The National
Restaurant Association’ s Manage My Restaurant has
articles in categories such as Marketing and Sales, Workforce Engagement, Food
and Nutrition and Operations. Visit Manage My Restaurant here
for this and other helpful tips.
Making sure the price is right for each menu item is no game
— it takes lots of work. Before adjusting your prices, consider the following
eight factors:
1. Food costs. “You’ve
got to know your costs before setting a price,” says restaurant consultant
Linda Lipsky of Broomall, Pennsylvania. She recommends that food costs run
about 33 percent of menu prices, on average. This can differ per operation,
with fine dining restaurants typically posting higher food-cost percentages and
casual pizzerias running lower percentages. The percentages also vary widely
from item to item. “A soup could cost as little as 18 cents per serving to
make, but you’re not going to sell it for 54 cents,” Lipsky says. Soups,
appetizers, desserts and alcohol tend to have lower cost percentages than
entrees, she notes. Consider your sales mix when pricing items.
2. Margins. Food-cost
percentages are only part of the equation. “The biggest mistake I see operators
make is that they rely too much on food-cost percentages and not enough on
food-cost margins,” says Dennis Lombardi, executive vice president of
foodservice strategies for WD Partners, Dublin, Ohio. Take an expensive item,
such as lobster. If operators base their menu prices strictly on food-cost
percentages, they might price the lobster too high to sell. If they determine
they want, say, a $9 margin on entrees, they can price the lobster to sell with
a profit.
3. Additional costs. Don’t
forget to factor in your labor costs. The cost of baking and decorating a
chocolate cake in-house — rather than buying it premade — is more than just the
price of the ingredients. Include the price of any giveaways, such as bread and
olive oil, and the cost of food waste and spoilage.
4. Volatility. Food
costs can change at a moment’s notice — based on anything from world politics
to weather conditions. While large chains might sign contracts that lock in
prices, smaller restaurants usually don’t have that option, Lombardi says.
“Give yourself a cushion for volatile items,” he notes. Limit items,
particularly those with volatile ingredients, to specials or seasonal dishes,
he advises. Lipsky recommends printing your menu in-house, so you can easily
reprint it if your costs suddenly soar. “If your menu looks the same, your
guests probably won’t notice the price change,” she says.
5. Competitor’s
prices. When was the last time you dined at a competing restaurant? If
it’s been a while, you’re missing crucial information that can help you set
your prices. Find out what your competition offers and their price points.

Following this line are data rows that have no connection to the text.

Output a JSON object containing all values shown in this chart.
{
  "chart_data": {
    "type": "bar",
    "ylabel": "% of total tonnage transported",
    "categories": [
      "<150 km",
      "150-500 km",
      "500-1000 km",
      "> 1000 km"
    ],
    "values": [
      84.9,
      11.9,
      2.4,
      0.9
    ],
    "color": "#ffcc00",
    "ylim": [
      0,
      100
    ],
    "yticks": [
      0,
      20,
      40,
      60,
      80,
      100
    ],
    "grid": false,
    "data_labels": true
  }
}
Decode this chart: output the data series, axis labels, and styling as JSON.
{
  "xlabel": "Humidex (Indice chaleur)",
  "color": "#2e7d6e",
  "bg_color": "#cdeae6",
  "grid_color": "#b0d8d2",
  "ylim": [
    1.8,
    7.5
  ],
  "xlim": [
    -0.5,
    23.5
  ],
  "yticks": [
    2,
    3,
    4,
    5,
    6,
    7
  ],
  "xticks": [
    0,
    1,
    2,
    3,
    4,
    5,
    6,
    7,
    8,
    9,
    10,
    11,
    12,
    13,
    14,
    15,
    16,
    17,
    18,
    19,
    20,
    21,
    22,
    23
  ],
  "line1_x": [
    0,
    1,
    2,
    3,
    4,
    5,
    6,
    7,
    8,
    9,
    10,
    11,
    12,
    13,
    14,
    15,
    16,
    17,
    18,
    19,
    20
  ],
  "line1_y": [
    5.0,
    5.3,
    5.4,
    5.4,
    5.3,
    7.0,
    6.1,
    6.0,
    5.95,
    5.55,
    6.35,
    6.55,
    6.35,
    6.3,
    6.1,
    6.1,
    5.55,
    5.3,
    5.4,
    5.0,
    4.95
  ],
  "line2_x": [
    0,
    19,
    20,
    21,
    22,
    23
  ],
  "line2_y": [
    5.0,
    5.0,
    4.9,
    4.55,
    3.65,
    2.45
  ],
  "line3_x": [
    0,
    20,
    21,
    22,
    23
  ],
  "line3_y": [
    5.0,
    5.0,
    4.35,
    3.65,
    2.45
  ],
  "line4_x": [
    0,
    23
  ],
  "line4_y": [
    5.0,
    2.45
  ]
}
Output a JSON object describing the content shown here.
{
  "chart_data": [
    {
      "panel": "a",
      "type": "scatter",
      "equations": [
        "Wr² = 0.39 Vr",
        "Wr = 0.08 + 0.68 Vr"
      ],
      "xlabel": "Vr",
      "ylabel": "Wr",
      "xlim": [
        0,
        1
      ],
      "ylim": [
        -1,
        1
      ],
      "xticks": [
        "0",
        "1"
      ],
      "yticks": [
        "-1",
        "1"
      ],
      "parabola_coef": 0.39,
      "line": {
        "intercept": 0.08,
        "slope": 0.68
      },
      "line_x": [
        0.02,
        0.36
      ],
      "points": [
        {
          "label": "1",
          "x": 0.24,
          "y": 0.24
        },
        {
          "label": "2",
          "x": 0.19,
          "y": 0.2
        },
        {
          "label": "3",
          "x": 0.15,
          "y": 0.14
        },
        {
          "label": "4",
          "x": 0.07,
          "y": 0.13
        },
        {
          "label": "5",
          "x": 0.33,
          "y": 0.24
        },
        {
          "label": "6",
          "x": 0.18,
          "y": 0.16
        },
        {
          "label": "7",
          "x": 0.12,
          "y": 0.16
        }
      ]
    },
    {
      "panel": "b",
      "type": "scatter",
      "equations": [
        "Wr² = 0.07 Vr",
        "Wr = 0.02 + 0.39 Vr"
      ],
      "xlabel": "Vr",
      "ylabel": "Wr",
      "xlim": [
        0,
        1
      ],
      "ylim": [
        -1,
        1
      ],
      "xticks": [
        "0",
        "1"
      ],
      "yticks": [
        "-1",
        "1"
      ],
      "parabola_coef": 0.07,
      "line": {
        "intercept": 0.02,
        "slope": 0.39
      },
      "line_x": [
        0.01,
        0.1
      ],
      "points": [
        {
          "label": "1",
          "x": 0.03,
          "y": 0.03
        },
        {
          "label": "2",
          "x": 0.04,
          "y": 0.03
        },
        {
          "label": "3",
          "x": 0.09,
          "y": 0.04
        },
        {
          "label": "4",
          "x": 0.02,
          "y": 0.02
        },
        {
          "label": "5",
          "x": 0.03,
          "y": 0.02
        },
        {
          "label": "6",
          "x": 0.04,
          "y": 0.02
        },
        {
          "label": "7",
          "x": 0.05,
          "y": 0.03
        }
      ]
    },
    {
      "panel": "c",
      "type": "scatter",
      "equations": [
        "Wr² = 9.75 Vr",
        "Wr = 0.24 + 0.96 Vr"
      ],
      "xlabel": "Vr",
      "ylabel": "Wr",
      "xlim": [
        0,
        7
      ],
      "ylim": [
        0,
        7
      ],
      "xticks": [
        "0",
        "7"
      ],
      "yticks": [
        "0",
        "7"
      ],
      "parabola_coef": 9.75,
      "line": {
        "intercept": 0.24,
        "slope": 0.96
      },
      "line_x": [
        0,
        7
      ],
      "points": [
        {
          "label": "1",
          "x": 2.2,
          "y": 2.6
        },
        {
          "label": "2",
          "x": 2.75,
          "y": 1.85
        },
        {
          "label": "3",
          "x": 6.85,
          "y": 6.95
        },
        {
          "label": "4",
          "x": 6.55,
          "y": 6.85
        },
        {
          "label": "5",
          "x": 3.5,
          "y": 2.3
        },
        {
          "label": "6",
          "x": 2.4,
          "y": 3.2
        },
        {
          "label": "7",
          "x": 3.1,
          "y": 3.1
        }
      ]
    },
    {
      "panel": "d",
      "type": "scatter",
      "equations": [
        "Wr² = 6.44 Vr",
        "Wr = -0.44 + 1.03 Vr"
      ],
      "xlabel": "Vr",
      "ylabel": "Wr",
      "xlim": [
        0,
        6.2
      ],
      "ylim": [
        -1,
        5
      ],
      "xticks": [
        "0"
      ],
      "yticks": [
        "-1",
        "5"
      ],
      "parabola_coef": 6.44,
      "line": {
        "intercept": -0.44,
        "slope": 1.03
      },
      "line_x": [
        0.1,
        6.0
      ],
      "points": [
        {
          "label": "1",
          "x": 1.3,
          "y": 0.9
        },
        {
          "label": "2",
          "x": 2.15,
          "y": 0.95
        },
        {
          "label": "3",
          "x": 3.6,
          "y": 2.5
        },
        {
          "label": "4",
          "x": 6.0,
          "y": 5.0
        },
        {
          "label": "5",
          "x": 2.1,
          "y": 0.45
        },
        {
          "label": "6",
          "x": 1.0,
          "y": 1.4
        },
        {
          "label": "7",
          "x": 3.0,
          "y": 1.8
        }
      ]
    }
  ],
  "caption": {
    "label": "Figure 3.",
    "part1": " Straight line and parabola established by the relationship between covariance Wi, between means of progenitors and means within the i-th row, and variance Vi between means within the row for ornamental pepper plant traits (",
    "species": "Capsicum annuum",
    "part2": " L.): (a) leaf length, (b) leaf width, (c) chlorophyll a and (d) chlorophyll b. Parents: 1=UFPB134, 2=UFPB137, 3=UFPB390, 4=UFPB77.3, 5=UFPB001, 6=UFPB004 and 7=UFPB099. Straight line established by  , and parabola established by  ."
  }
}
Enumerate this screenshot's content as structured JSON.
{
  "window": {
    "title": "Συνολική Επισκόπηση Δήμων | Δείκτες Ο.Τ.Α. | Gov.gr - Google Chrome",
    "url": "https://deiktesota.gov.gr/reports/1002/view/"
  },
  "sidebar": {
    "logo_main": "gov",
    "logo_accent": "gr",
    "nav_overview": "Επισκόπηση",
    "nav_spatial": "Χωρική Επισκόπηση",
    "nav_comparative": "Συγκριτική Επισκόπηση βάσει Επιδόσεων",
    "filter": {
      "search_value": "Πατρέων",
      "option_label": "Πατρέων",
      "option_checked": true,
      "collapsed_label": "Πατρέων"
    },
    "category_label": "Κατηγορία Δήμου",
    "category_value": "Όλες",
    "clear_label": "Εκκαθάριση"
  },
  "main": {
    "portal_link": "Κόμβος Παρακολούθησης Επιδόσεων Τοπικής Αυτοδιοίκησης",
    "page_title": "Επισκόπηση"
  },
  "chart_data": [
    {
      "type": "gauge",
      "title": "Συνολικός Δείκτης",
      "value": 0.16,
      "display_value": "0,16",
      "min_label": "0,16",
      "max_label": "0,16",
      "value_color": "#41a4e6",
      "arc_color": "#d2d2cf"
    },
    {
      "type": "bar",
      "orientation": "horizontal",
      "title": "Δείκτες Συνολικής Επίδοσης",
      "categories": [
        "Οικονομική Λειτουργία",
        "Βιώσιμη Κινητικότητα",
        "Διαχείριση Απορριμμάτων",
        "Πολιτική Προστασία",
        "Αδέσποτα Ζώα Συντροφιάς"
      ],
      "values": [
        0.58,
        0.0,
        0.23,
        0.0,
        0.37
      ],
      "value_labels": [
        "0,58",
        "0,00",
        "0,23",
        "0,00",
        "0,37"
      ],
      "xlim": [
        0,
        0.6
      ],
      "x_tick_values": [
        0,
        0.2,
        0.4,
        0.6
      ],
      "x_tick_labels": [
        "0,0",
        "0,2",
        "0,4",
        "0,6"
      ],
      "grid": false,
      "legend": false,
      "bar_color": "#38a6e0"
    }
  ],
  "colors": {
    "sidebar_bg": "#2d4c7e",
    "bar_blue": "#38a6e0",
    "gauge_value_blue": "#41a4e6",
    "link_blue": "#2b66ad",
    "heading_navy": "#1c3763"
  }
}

Don’t look just at online menus, Lombardi urges. Go in person so you can see
the portion sizes, the preparation, the presentation—all factors that impact the
value perception.
6. Menu mix. Lombardi
recommends analyzing your menu composition by sorting the items into a matrix
like the one below:
|
Low Margin
|
High Margin
|
High Volume
|
|
|
Low Volume
|
|
|
Using this format, you can spot places to adjust prices,
push sales or drop items. For example, can you increase the margin on a high
volume/low margin item without losing significant sales? Can you increase sales
of a low volume/high margin item by placing it more predominantly on the menu
or giving servers a sales incentive? Remember: Different spots on the matrix
play different roles in building your business. “You need a couple of
items that are priced low enough to avoid the ‘veto vote’ from those in a
group who want to go out but don’t want to spend a lot,” Lombardi says.
7. Ingredient
adjustments. Before raising a menu price, consider whether you can
make the dish for less, Lipsky recommends. Can you select a less expensive
vendor, substitute similar but more affordable ingredients or make the portion
size smaller? If none of these are feasible, you might need to raise prices.
“But that doesn’t mean you have to raise the prices on your whole menu,” Lipsky
says.
8. Historical data. Review
your menu prices at least twice a year, if not quarterly, Lombardi recommends.
Be sure to examine previous price changes, and see how they affected your
bottom line before enacting your next set of changes.